The customer loves it. He subsequently scored 82% for his individual assignment.
While 82 is not perfect, the score is the best in class and significantly higher than the 2nd best score in class, which is 74.
It is through hard work and experience that we are able to consistently produce work at a similar level as this.
In this blog post, we will share with you some tips on how to ace your PESTEL analysis. First though, let us go through the fundamentals of it.
What is PESTEL analysis?
PESTEL analysis looks at a country’s general environment to determine whether it is favourable for a company/industry to operate in and if there are anything that the company can do to align itself towards the environment.
It is an acronym for Political, Economic, Social, Technological, Environmental and Legal.
Political: It looks at how a government can affect the economy or a certain industry. This includes:
- How stable is the government?
- Did the government introduce any new tax or duty that will affect the company/industry?
- What are the tax policies?
Economic: It looks at the health of the economy and other factors affecting it. Some examples are:
- How is the economy? Is it growing or having a recession?
- What is the inflation rate? Does it lower consumers’ buying power?
- How is the foreign exchange performing? Is the local currency raising against others?
Social: This scrutinises the social environment of the country. The culture and trends that are embraced by the society as a whole.
- Are consumers health-conscious?
- Are consumers increasingly buying through online channels?
- What is the population structure?
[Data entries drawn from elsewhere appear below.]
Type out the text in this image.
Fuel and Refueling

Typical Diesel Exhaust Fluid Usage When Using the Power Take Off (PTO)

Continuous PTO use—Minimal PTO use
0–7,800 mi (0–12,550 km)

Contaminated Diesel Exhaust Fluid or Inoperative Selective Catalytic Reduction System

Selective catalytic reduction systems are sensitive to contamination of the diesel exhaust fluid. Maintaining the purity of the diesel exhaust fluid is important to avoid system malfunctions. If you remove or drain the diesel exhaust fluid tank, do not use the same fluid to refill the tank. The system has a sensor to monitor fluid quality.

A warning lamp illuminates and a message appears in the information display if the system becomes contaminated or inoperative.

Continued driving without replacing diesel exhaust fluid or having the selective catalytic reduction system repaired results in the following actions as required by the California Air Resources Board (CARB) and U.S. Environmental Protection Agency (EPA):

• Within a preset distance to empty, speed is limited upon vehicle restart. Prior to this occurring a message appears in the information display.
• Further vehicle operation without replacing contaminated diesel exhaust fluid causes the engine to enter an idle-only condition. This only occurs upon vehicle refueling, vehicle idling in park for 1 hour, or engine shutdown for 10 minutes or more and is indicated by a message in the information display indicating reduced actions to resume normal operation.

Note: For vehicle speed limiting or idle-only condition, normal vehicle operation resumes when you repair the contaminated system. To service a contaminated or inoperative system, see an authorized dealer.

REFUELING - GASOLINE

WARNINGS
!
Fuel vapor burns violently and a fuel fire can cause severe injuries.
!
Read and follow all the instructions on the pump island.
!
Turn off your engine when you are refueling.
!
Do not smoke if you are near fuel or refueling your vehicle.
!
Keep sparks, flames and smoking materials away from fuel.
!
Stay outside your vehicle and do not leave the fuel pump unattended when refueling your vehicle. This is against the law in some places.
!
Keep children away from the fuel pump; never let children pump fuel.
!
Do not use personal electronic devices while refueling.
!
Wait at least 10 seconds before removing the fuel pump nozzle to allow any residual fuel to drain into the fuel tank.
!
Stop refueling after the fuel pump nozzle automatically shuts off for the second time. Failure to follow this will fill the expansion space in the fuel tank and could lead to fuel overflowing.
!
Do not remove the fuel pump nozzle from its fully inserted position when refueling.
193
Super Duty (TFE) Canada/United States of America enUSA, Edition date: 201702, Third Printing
Is it an ageing demographics?
- Is disposable income increasing?
Technological: This pertains to the technology and innovation state of the country that may affect the industry/company.
- What is the internet penetration rate?
- How are consumers using technology in a way that affects the industry/company?
- What is the mobile penetration rate?
- How fast is the internet?
Environmental: This include factors such as the climate, weather and geographical location. Increasingly, factors such as climate change, environmental awareness of the public and government’s environmental stance, are included as part of this environment.
- How is the climate in the country?
- What is the government stance on environmental issues?
- Are there many natural disasters occurring in the country?
Legal: This refers to the relevant laws that affect the industry/company.
- Employment law
- Discrimination law
- Antitrust law
Tip #1: Whenever possible, look for recent trends in the country.
Even though PESTEL analysis is in fact, looking at the current and probable short-term future environment, many students tend to miss out on mentioning trends that are occurring in the country. Through the years, we realise that PESTEL analysis that includes recent trends are almost always going to score high points.
For example, the introduction of the diesel duty of $0.10/litre in Singapore is a recent trend that may be affecting the industry you are analysing. The GST increase from 5% to 7% in 2007 is not considered recent. It may not even be considered a factor since it is implemented a long time ago and the society should have adjusted to it by now.
Make sure that your factors stay as current as possible.
Tip #2: Avoid non-relevant trends at all cost
Let’s say you are analysing the soft drinks industry in Singapore and you discover that obesity rate is rising in the country. While there is a linkage between drinking soft drinks and the rise in obesity rate, it does not really affect the industry directly.
What is more suitable to discuss on is if there are any measures that the government has placed to prevent the rising obesity rate. This may be in the form of education, by educating students on the dangers of sugar-sweetened beverages, or policies that discourage the consumption of soft drinks.
Tip #3: Not supporting claims with evidence
This usually happens when the student understands the market too well. If you are a Singaporean, you may encounter such a problem when analysing the local market.
For example, you probably think that Singaporeans are for sure getting more xenophobic and you duly list it down under ‘Social Environment’ as one of the factors.
But is there any proof to it?
Or you’d think that Singaporeans are complain kings or kiasu. Again, can you proof this with evidence?
Remember that even social stigmas must be supported by evidence.
PESTEL analysis is not difficult. But it requires a lot of effort and time to find the relevant trends that affect the industry/company. This is especially difficult if you are researching a foreign country that you have little or no knowledge on, such as Nigeria or Kazakhstan.
Nonetheless, with perseverance and the information presented in this blog post, you should be able to get it done with quality.